Faith accompagna sa question d’un haussement de sourcils, incitant Madeline à lui répondre. Cette dernière acquiesça, incapable de prononcer un mot. Sa meilleure amie était mise de côté, et elle trouvait le courage de la rassurer, tout de même. Elle ne boudait pas, ne se révoltait pas, non, elle souriait. Alors que Madeline se sentait atrocement mal de repousser l’aide de Faith, cette dernière semblait le prendre bien. Sereinement. Et Madeline l’admirait pour cela. Elle avait eu raison d’avouer l’autre fois à Ezequiel que personne n’arrivait à la cheville de sa meilleure amie, pas même elle. Encore une fois, elle prouvait toutes ses qualités, son caractère exemplaire. Elle était la meilleure des amies, et Madeline savait la chance de l’avoir à ses côtés depuis huit ans. J’espère que ça durera encore longtemps, pensa la jeune capitaine, son regard planté dans celui de Faith. Des larmes de reconnaissance lui montaient peu à peu aux yeux, et sans le ding annonçant leur arrêt, Madeline n’aurait pu les retenir.

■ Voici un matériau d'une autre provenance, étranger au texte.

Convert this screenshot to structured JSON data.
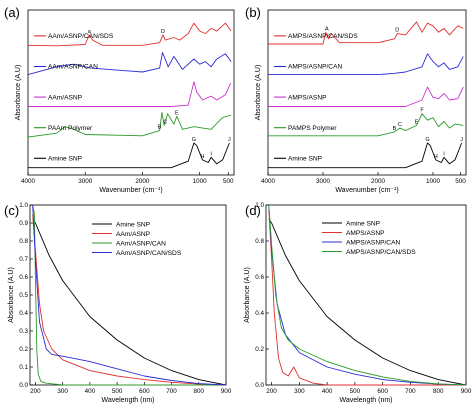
{
  "chart_data": [
    {
      "panel": "(a)",
      "type": "line",
      "title": "",
      "xlabel": "Wavenumber (cm⁻¹)",
      "ylabel": "Absorbance (A.U)",
      "xlim": [
        4000,
        400
      ],
      "x_reversed": true,
      "xticks": [
        "4000",
        "3000",
        "2000",
        "1000",
        "500"
      ],
      "xtick_values": [
        4000,
        3000,
        2000,
        1000,
        500
      ],
      "series": [
        {
          "name": "AAm/ASNP/CAN/SDS",
          "color": "#e03030",
          "offset": 4,
          "x": [
            4000,
            3500,
            3000,
            2930,
            2870,
            2700,
            2000,
            1700,
            1640,
            1600,
            1450,
            1350,
            1200,
            1100,
            1000,
            900,
            800,
            700,
            550,
            450
          ],
          "y": [
            0.05,
            0.03,
            0.08,
            0.45,
            0.25,
            0.05,
            0.05,
            0.15,
            0.45,
            0.25,
            0.35,
            0.25,
            0.5,
            0.9,
            0.6,
            0.5,
            0.7,
            0.6,
            0.9,
            0.6
          ]
        },
        {
          "name": "AAm/ASNP/CAN",
          "color": "#2b2bd6",
          "offset": 3,
          "x": [
            4000,
            3500,
            3200,
            2900,
            2000,
            1700,
            1650,
            1550,
            1450,
            1300,
            1100,
            1000,
            900,
            800,
            700,
            550,
            450
          ],
          "y": [
            0.1,
            0.4,
            0.5,
            0.35,
            0.2,
            0.35,
            0.95,
            0.4,
            0.8,
            0.3,
            0.7,
            0.5,
            0.6,
            0.4,
            0.7,
            0.9,
            0.6
          ]
        },
        {
          "name": "AAm/ASNP",
          "color": "#cc33cc",
          "offset": 2,
          "x": [
            4000,
            3000,
            2000,
            1500,
            1200,
            1100,
            1050,
            950,
            800,
            700,
            550,
            460
          ],
          "y": [
            0.05,
            0.05,
            0.05,
            0.05,
            0.1,
            1.0,
            0.6,
            0.3,
            0.45,
            0.3,
            0.5,
            0.95
          ]
        },
        {
          "name": "PAAm Polymer",
          "color": "#2a9a2a",
          "offset": 1,
          "x": [
            4000,
            3500,
            3350,
            3200,
            3000,
            2000,
            1700,
            1660,
            1620,
            1560,
            1450,
            1400,
            1300,
            1100,
            800,
            600,
            450
          ],
          "y": [
            0.05,
            0.2,
            0.45,
            0.35,
            0.15,
            0.1,
            0.3,
            1.0,
            0.5,
            0.95,
            0.55,
            0.85,
            0.35,
            0.45,
            0.35,
            0.8,
            0.9
          ]
        },
        {
          "name": "Amine SNP",
          "color": "#000000",
          "offset": 0,
          "x": [
            4000,
            3000,
            2000,
            1500,
            1200,
            1100,
            1050,
            950,
            850,
            800,
            700,
            600,
            480
          ],
          "y": [
            0.05,
            0.05,
            0.05,
            0.05,
            0.3,
            1.0,
            0.9,
            0.35,
            0.25,
            0.45,
            0.2,
            0.35,
            1.0
          ]
        }
      ],
      "annotations": [
        {
          "text": "a",
          "x": 2930,
          "series": 0
        },
        {
          "text": "D",
          "x": 1640,
          "series": 0
        },
        {
          "text": "B",
          "x": 1700,
          "series": 3
        },
        {
          "text": "C",
          "x": 1600,
          "series": 3
        },
        {
          "text": "E",
          "x": 1400,
          "series": 3
        },
        {
          "text": "G",
          "x": 1100,
          "series": 4
        },
        {
          "text": "H",
          "x": 950,
          "series": 4
        },
        {
          "text": "I",
          "x": 800,
          "series": 4
        },
        {
          "text": "J",
          "x": 480,
          "series": 4
        }
      ]
    },
    {
      "panel": "(b)",
      "type": "line",
      "title": "",
      "xlabel": "Wavenumber (cm⁻¹)",
      "ylabel": "Absorbance (A.U)",
      "xlim": [
        4000,
        400
      ],
      "x_reversed": true,
      "xticks": [
        "4000",
        "3000",
        "2000",
        "1000",
        "500"
      ],
      "xtick_values": [
        4000,
        3000,
        2000,
        1000,
        500
      ],
      "series": [
        {
          "name": "AMPS/ASNP/CAN/SDS",
          "color": "#e03030",
          "offset": 4,
          "x": [
            4000,
            3000,
            2950,
            2900,
            2850,
            2700,
            2000,
            1700,
            1650,
            1500,
            1300,
            1200,
            1100,
            1000,
            900,
            800,
            700,
            550,
            450
          ],
          "y": [
            0.1,
            0.1,
            0.55,
            0.3,
            0.5,
            0.15,
            0.15,
            0.3,
            0.5,
            0.45,
            0.95,
            0.55,
            0.9,
            0.8,
            0.55,
            0.7,
            0.45,
            0.8,
            0.7
          ]
        },
        {
          "name": "AMPS/ASNP/CAN",
          "color": "#2b2bd6",
          "offset": 3,
          "x": [
            4000,
            3000,
            2000,
            1700,
            1500,
            1200,
            1100,
            1000,
            900,
            800,
            700,
            550,
            450
          ],
          "y": [
            0.1,
            0.1,
            0.1,
            0.15,
            0.2,
            0.4,
            0.9,
            0.6,
            0.4,
            0.55,
            0.3,
            0.4,
            0.8
          ]
        },
        {
          "name": "AMPS/ASNP",
          "color": "#cc33cc",
          "offset": 2,
          "x": [
            4000,
            3000,
            2000,
            1500,
            1200,
            1100,
            1000,
            900,
            800,
            700,
            550,
            450
          ],
          "y": [
            0.05,
            0.05,
            0.05,
            0.05,
            0.3,
            0.8,
            0.4,
            0.35,
            0.55,
            0.3,
            0.35,
            0.8
          ]
        },
        {
          "name": "PAMPS Polymer",
          "color": "#2a9a2a",
          "offset": 1,
          "x": [
            4000,
            3000,
            2000,
            1700,
            1600,
            1500,
            1300,
            1200,
            1100,
            1000,
            900,
            800,
            700,
            600,
            450
          ],
          "y": [
            0.1,
            0.1,
            0.1,
            0.25,
            0.4,
            0.3,
            0.5,
            0.95,
            0.7,
            0.8,
            0.45,
            0.65,
            0.4,
            0.55,
            0.5
          ]
        },
        {
          "name": "Amine SNP",
          "color": "#000000",
          "offset": 0,
          "x": [
            4000,
            3000,
            2000,
            1500,
            1200,
            1100,
            1050,
            950,
            850,
            800,
            700,
            600,
            480
          ],
          "y": [
            0.05,
            0.05,
            0.05,
            0.05,
            0.3,
            1.0,
            0.9,
            0.35,
            0.25,
            0.45,
            0.2,
            0.35,
            1.0
          ]
        }
      ],
      "annotations": [
        {
          "text": "A",
          "x": 2930,
          "series": 0
        },
        {
          "text": "D",
          "x": 1650,
          "series": 0
        },
        {
          "text": "B",
          "x": 1700,
          "series": 3
        },
        {
          "text": "C",
          "x": 1600,
          "series": 3
        },
        {
          "text": "E",
          "x": 1300,
          "series": 3
        },
        {
          "text": "F",
          "x": 1200,
          "series": 3
        },
        {
          "text": "G",
          "x": 1100,
          "series": 4
        },
        {
          "text": "H",
          "x": 950,
          "series": 4
        },
        {
          "text": "I",
          "x": 800,
          "series": 4
        },
        {
          "text": "J",
          "x": 480,
          "series": 4
        }
      ]
    },
    {
      "panel": "(c)",
      "type": "line",
      "title": "",
      "xlabel": "Wavelength (nm)",
      "ylabel": "Absorbance (A.U)",
      "xlim": [
        180,
        900
      ],
      "ylim": [
        0,
        1.0
      ],
      "xticks": [
        "200",
        "300",
        "400",
        "500",
        "600",
        "700",
        "800",
        "900"
      ],
      "xtick_values": [
        200,
        300,
        400,
        500,
        600,
        700,
        800,
        900
      ],
      "yticks": [
        "0.0",
        "0.1",
        "0.2",
        "0.3",
        "0.4",
        "0.5",
        "0.6",
        "0.7",
        "0.8",
        "0.9",
        "1.0"
      ],
      "ytick_values": [
        0,
        0.1,
        0.2,
        0.3,
        0.4,
        0.5,
        0.6,
        0.7,
        0.8,
        0.9,
        1.0
      ],
      "legend_position": "top-right",
      "series": [
        {
          "name": "Amine SNP",
          "color": "#000000",
          "x": [
            190,
            200,
            250,
            300,
            400,
            500,
            600,
            700,
            800,
            900
          ],
          "y": [
            0.92,
            0.9,
            0.72,
            0.58,
            0.38,
            0.25,
            0.15,
            0.08,
            0.03,
            0.0
          ]
        },
        {
          "name": "AAm/ASNP",
          "color": "#e03030",
          "x": [
            190,
            200,
            215,
            230,
            260,
            300,
            400,
            500,
            600,
            700,
            800,
            900
          ],
          "y": [
            0.95,
            0.75,
            0.45,
            0.3,
            0.2,
            0.14,
            0.08,
            0.05,
            0.03,
            0.015,
            0.005,
            0.0
          ]
        },
        {
          "name": "AAm/ASNP/CAN",
          "color": "#2a9a2a",
          "x": [
            190,
            196,
            200,
            205,
            210,
            220,
            240,
            300,
            500,
            900
          ],
          "y": [
            1.0,
            0.95,
            0.6,
            0.2,
            0.06,
            0.02,
            0.01,
            0.0,
            0.0,
            0.0
          ]
        },
        {
          "name": "AAm/ASNP/CAN/SDS",
          "color": "#2b2bd6",
          "x": [
            190,
            200,
            215,
            240,
            260,
            300,
            400,
            500,
            600,
            700,
            800,
            900
          ],
          "y": [
            1.0,
            0.7,
            0.35,
            0.2,
            0.17,
            0.16,
            0.13,
            0.09,
            0.05,
            0.025,
            0.008,
            0.0
          ]
        }
      ]
    },
    {
      "panel": "(d)",
      "type": "line",
      "title": "",
      "xlabel": "Wavelength (nm)",
      "ylabel": "Absorbance (A.U)",
      "xlim": [
        180,
        900
      ],
      "ylim": [
        0,
        1.0
      ],
      "xticks": [
        "200",
        "300",
        "400",
        "500",
        "600",
        "700",
        "800",
        "900"
      ],
      "xtick_values": [
        200,
        300,
        400,
        500,
        600,
        700,
        800,
        900
      ],
      "yticks": [
        "0.0",
        "0.2",
        "0.4",
        "0.6",
        "0.8",
        "1.0"
      ],
      "ytick_values": [
        0,
        0.2,
        0.4,
        0.6,
        0.8,
        1.0
      ],
      "legend_position": "top-right",
      "series": [
        {
          "name": "Amine SNP",
          "color": "#000000",
          "x": [
            190,
            200,
            250,
            300,
            400,
            500,
            600,
            700,
            800,
            900
          ],
          "y": [
            0.92,
            0.9,
            0.72,
            0.58,
            0.38,
            0.25,
            0.15,
            0.08,
            0.03,
            0.0
          ]
        },
        {
          "name": "AMPS/ASNP",
          "color": "#e03030",
          "x": [
            190,
            200,
            210,
            225,
            240,
            260,
            280,
            300,
            350,
            400,
            900
          ],
          "y": [
            0.98,
            0.7,
            0.4,
            0.15,
            0.07,
            0.05,
            0.1,
            0.04,
            0.01,
            0.0,
            0.0
          ]
        },
        {
          "name": "AMPS/ASNP/CAN",
          "color": "#2b2bd6",
          "x": [
            190,
            200,
            220,
            250,
            300,
            400,
            500,
            600,
            700,
            800,
            900
          ],
          "y": [
            1.0,
            0.75,
            0.45,
            0.28,
            0.18,
            0.1,
            0.06,
            0.03,
            0.015,
            0.005,
            0.0
          ]
        },
        {
          "name": "AMPS/ASNP/CAN/SDS",
          "color": "#2a9a2a",
          "x": [
            190,
            200,
            215,
            235,
            260,
            300,
            400,
            500,
            600,
            700,
            800,
            900
          ],
          "y": [
            1.0,
            0.78,
            0.5,
            0.32,
            0.25,
            0.2,
            0.13,
            0.08,
            0.045,
            0.02,
            0.006,
            0.0
          ]
        }
      ]
    }
  ]
}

Faith remarqua les yeux brillants de son amie, mais n’en prit pas compte. Elle ne voulait l’embarrasser, et puis, elle n’avait besoin d’aucun mot pour comprendre ce que ces larmes représentaient. Comme depuis huit ans, Madeline la remerciait d’être là pour elle. Et Faith savait que sa confidente n’hésiterait jamais à la solliciter si besoin. Aucune nécessité de s’exprimer oralement, donc, puisque chacune connaissait l’ampleur de leur amitié.

Ce fut sans un mot que les deux cheerleaders quittèrent la station de métro, débouchant sur Lorimer Street. Comme toujours, elles s’extasièrent devant l’effervescence new-yorkaise. Les Klaxons des taxis, le pas de course des habitants, le bruit assourdissant du métro qui passait. Rien n’était habituel pour les deux jeunes Orégonaises, elles adoraient cela ! Elles se sentaient plongées dans un autre univers, loin du calme de Milwaukie et de ses rues ennuyeuses. Ici, tout allait vite, tout le monde était pressé, et si certains pouvaient le détestaient, les deux amies, elles, en profitaient.

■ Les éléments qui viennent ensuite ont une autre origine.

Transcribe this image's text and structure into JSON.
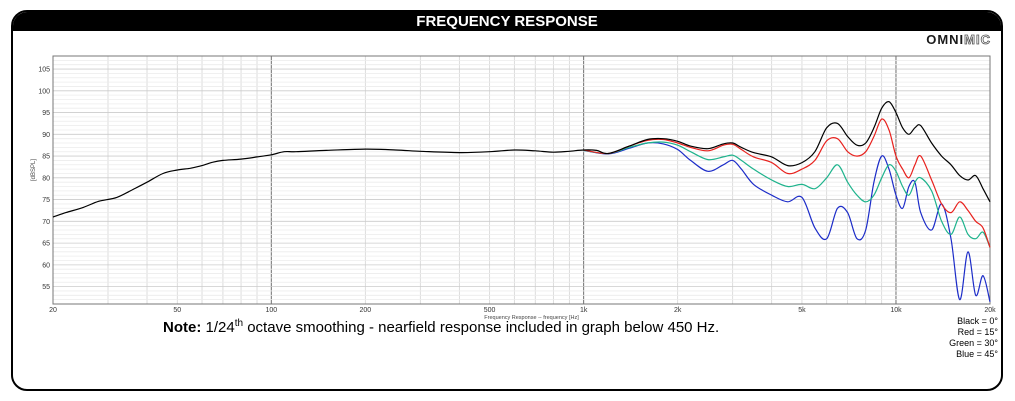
{
  "header": {
    "title": "FREQUENCY RESPONSE"
  },
  "logo": {
    "part1": "OMNI",
    "part2": "MIC"
  },
  "note": {
    "label": "Note:",
    "text_a": " 1/24",
    "sup": "th",
    "text_b": " octave smoothing - nearfield response included in graph below 450 Hz."
  },
  "legend": [
    {
      "text": "Black = 0°",
      "color": "#000000"
    },
    {
      "text": "Red = 15°",
      "color": "#e8221e"
    },
    {
      "text": "Green = 30°",
      "color": "#1eb38c"
    },
    {
      "text": "Blue = 45°",
      "color": "#1c2cc8"
    }
  ],
  "chart_data": {
    "type": "line",
    "title": "FREQUENCY RESPONSE",
    "xlabel": "Frequency Response -- frequency [Hz]",
    "ylabel": "[dBSPL]",
    "xscale": "log",
    "xlim": [
      20,
      20000
    ],
    "ylim": [
      51,
      108
    ],
    "grid": true,
    "x_ticks": [
      {
        "value": 20,
        "label": "20"
      },
      {
        "value": 50,
        "label": "50"
      },
      {
        "value": 100,
        "label": "100"
      },
      {
        "value": 200,
        "label": "200"
      },
      {
        "value": 500,
        "label": "500"
      },
      {
        "value": 1000,
        "label": "1k"
      },
      {
        "value": 2000,
        "label": "2k"
      },
      {
        "value": 5000,
        "label": "5k"
      },
      {
        "value": 10000,
        "label": "10k"
      },
      {
        "value": 20000,
        "label": "20k"
      }
    ],
    "y_ticks": [
      55,
      60,
      65,
      70,
      75,
      80,
      85,
      90,
      95,
      100,
      105
    ],
    "series": [
      {
        "name": "Black = 0°",
        "color": "#000000",
        "points": [
          [
            20,
            71
          ],
          [
            22,
            72
          ],
          [
            25,
            73.2
          ],
          [
            28,
            74.6
          ],
          [
            32,
            75.5
          ],
          [
            36,
            77.3
          ],
          [
            40,
            79
          ],
          [
            45,
            81
          ],
          [
            50,
            81.8
          ],
          [
            55,
            82.2
          ],
          [
            60,
            82.8
          ],
          [
            65,
            83.6
          ],
          [
            70,
            84
          ],
          [
            80,
            84.3
          ],
          [
            90,
            84.8
          ],
          [
            100,
            85.3
          ],
          [
            110,
            86
          ],
          [
            120,
            86
          ],
          [
            150,
            86.3
          ],
          [
            200,
            86.6
          ],
          [
            250,
            86.4
          ],
          [
            300,
            86.1
          ],
          [
            400,
            85.8
          ],
          [
            500,
            86
          ],
          [
            600,
            86.4
          ],
          [
            700,
            86.2
          ],
          [
            800,
            85.9
          ],
          [
            900,
            86.1
          ],
          [
            1000,
            86.4
          ],
          [
            1100,
            86.3
          ],
          [
            1200,
            85.6
          ],
          [
            1400,
            87.3
          ],
          [
            1600,
            88.8
          ],
          [
            1800,
            89
          ],
          [
            2000,
            88.4
          ],
          [
            2200,
            87.3
          ],
          [
            2500,
            86.7
          ],
          [
            2800,
            87.8
          ],
          [
            3000,
            88
          ],
          [
            3200,
            87
          ],
          [
            3500,
            85.8
          ],
          [
            4000,
            84.8
          ],
          [
            4500,
            82.8
          ],
          [
            5000,
            83.5
          ],
          [
            5500,
            86
          ],
          [
            6000,
            91.5
          ],
          [
            6500,
            92.5
          ],
          [
            7000,
            89.5
          ],
          [
            7500,
            87.5
          ],
          [
            8000,
            88
          ],
          [
            8500,
            91.5
          ],
          [
            9000,
            96
          ],
          [
            9500,
            97.5
          ],
          [
            10000,
            95
          ],
          [
            10500,
            91.5
          ],
          [
            11000,
            90
          ],
          [
            11500,
            91.5
          ],
          [
            12000,
            92
          ],
          [
            13000,
            88
          ],
          [
            14000,
            85
          ],
          [
            15000,
            83
          ],
          [
            16000,
            80.5
          ],
          [
            17000,
            79.5
          ],
          [
            18000,
            80.5
          ],
          [
            19000,
            77.5
          ],
          [
            20000,
            74.5
          ]
        ]
      },
      {
        "name": "Red = 15°",
        "color": "#e8221e",
        "points": [
          [
            1000,
            86.4
          ],
          [
            1200,
            85.6
          ],
          [
            1400,
            87.3
          ],
          [
            1600,
            88.6
          ],
          [
            1800,
            88.8
          ],
          [
            2000,
            88
          ],
          [
            2200,
            87
          ],
          [
            2500,
            86.2
          ],
          [
            2800,
            87.5
          ],
          [
            3000,
            87.7
          ],
          [
            3200,
            86.5
          ],
          [
            3500,
            84.8
          ],
          [
            4000,
            83.5
          ],
          [
            4500,
            81
          ],
          [
            5000,
            82
          ],
          [
            5500,
            84
          ],
          [
            6000,
            88.5
          ],
          [
            6500,
            89
          ],
          [
            7000,
            86
          ],
          [
            7500,
            85
          ],
          [
            8000,
            86
          ],
          [
            8500,
            89.5
          ],
          [
            9000,
            93.5
          ],
          [
            9500,
            91
          ],
          [
            10000,
            85
          ],
          [
            10500,
            82
          ],
          [
            11000,
            80
          ],
          [
            11500,
            83
          ],
          [
            12000,
            85
          ],
          [
            13000,
            79.5
          ],
          [
            14000,
            74
          ],
          [
            15000,
            72
          ],
          [
            16000,
            74.5
          ],
          [
            17000,
            72.5
          ],
          [
            18000,
            70
          ],
          [
            19000,
            68.5
          ],
          [
            20000,
            64
          ]
        ]
      },
      {
        "name": "Green = 30°",
        "color": "#1eb38c",
        "points": [
          [
            1000,
            86.3
          ],
          [
            1200,
            85.6
          ],
          [
            1400,
            87
          ],
          [
            1600,
            88
          ],
          [
            1800,
            88.2
          ],
          [
            2000,
            87.5
          ],
          [
            2200,
            86
          ],
          [
            2500,
            84.2
          ],
          [
            2800,
            84.8
          ],
          [
            3000,
            85.2
          ],
          [
            3200,
            84
          ],
          [
            3500,
            82
          ],
          [
            4000,
            79.5
          ],
          [
            4500,
            78
          ],
          [
            5000,
            78.5
          ],
          [
            5500,
            77.5
          ],
          [
            6000,
            80
          ],
          [
            6500,
            83
          ],
          [
            7000,
            79
          ],
          [
            7500,
            76
          ],
          [
            8000,
            74.5
          ],
          [
            8500,
            76
          ],
          [
            9000,
            80
          ],
          [
            9500,
            83
          ],
          [
            10000,
            81.5
          ],
          [
            10500,
            78
          ],
          [
            11000,
            76
          ],
          [
            11500,
            79
          ],
          [
            12000,
            80
          ],
          [
            13000,
            77
          ],
          [
            14000,
            70
          ],
          [
            15000,
            67
          ],
          [
            16000,
            71
          ],
          [
            17000,
            67
          ],
          [
            18000,
            66
          ],
          [
            19000,
            67.5
          ],
          [
            20000,
            64
          ]
        ]
      },
      {
        "name": "Blue = 45°",
        "color": "#1c2cc8",
        "points": [
          [
            1000,
            86.3
          ],
          [
            1200,
            85.5
          ],
          [
            1400,
            86.8
          ],
          [
            1600,
            88
          ],
          [
            1800,
            87.8
          ],
          [
            2000,
            86.5
          ],
          [
            2200,
            84
          ],
          [
            2500,
            81.5
          ],
          [
            2800,
            83
          ],
          [
            3000,
            84
          ],
          [
            3200,
            82
          ],
          [
            3500,
            78.5
          ],
          [
            4000,
            76
          ],
          [
            4500,
            74.5
          ],
          [
            5000,
            75.5
          ],
          [
            5500,
            68.5
          ],
          [
            6000,
            66
          ],
          [
            6500,
            73
          ],
          [
            7000,
            72
          ],
          [
            7500,
            66
          ],
          [
            8000,
            68
          ],
          [
            8500,
            79
          ],
          [
            9000,
            85
          ],
          [
            9500,
            82
          ],
          [
            10000,
            76
          ],
          [
            10500,
            73
          ],
          [
            11000,
            78
          ],
          [
            11500,
            79
          ],
          [
            12000,
            72
          ],
          [
            13000,
            68
          ],
          [
            14000,
            74
          ],
          [
            15000,
            66
          ],
          [
            16000,
            52
          ],
          [
            17000,
            63
          ],
          [
            18000,
            53
          ],
          [
            19000,
            57.5
          ],
          [
            20000,
            51.5
          ]
        ]
      }
    ]
  }
}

En se rendant à la station de métro de Lorimer Street, elles découvrirent une fresque immense. Elle représentait un paysage marin, avec la mer bleue et du sable jaune pâle. Des maisons colorées surplombait la côte rocheuse, et quelques parasols rouge et blanc étaient plantés sur la plage. Le dessin était en totale contradiction avec l’environnement new-yorkais, où le gris régnait partout. La route, les trottoirs, les murs des petits immeubles, ceux des hauts buildings, tout était grisâtre. Et cette touche de couleur venait égayer parfaitement la ville. Encore un élément qui séduisait Madeline et Faith.

- Je crois que je vais tomber amoureuse de cette ville, annonça cette dernière quand elles reprirent le chemin vers le métro.

- Ezequiel ne te suffit pas ? Il est pourtant encombrant …

Faith éclata de rire à sa remarque, et l’ambiance s’allégea. Fini la morosité, la tristesse et la déception, bonjour la joie et le bonheur ! Bras dessus, bras dessous, les deux cheerleaders pressèrent le pas. Elles avaient hâte d’atteindre la Cinquième Avenue, autant pour le shopping que pour faire la découverte d’un endroit mythique de New York.

***

12h40

Assise sur un pouf en cuir rouge, Madeline patientait devant la cabine qu’empruntait Faith. Cette dernière essayait une chemise ample, couleur écru, agrémentée d’une poche sur le côté gauche, et une jupe bleu marine, décorée de trois boutons effet or le long de la cuisse droite. C’était la quatrième fois que Faith revêtait une tenue complète, et Madeline espérait que ce serait la bonne. Voilà une bonne demi-heure qu’elles se trouvaient dans Zara, et si elles avaient rapidement trouvé leur bonheur en rayon, côté cabine, Faith bloquait un peu. Un coup, le pantalon n’était pas assez long à la cheville, une autre fois, le gilet lui tombait trop bas sur les jambes. Madeline avait eu le temps d’essayer les vêtements qu’elle avait choisis et régler ses achats, que Faith réfléchissait toujours sur le T-shirt de sa première tenue.

- Alors, votre amie ? interrogea la vendeuse à l’attention de Madeline.

- Je ne sais pas encore. Faith ? l’interpella-t-elle.

L’intéressée tira le rideau, le sourire aux lèvres. Elle tourna sur elle-même, laissant découvrir à Madeline une jupe élégante et une chemise ravissante. La tenue lui allait à ravir, et la vendeuse semblait du même avis que la jeune capitaine.

- Cette jupe à l’air faite pour vous ! Et cette chemise, en accord parfait avec votre bas. Vous êtes vraiment très jolie !

Faith rougit devant tant de compliments, et la remercia d’un timide « Merci ». La vendeuse s’éloigna pour s’occuper d’une nouvelle cliente, et Faith en profita pour demander l’avis de Madeline.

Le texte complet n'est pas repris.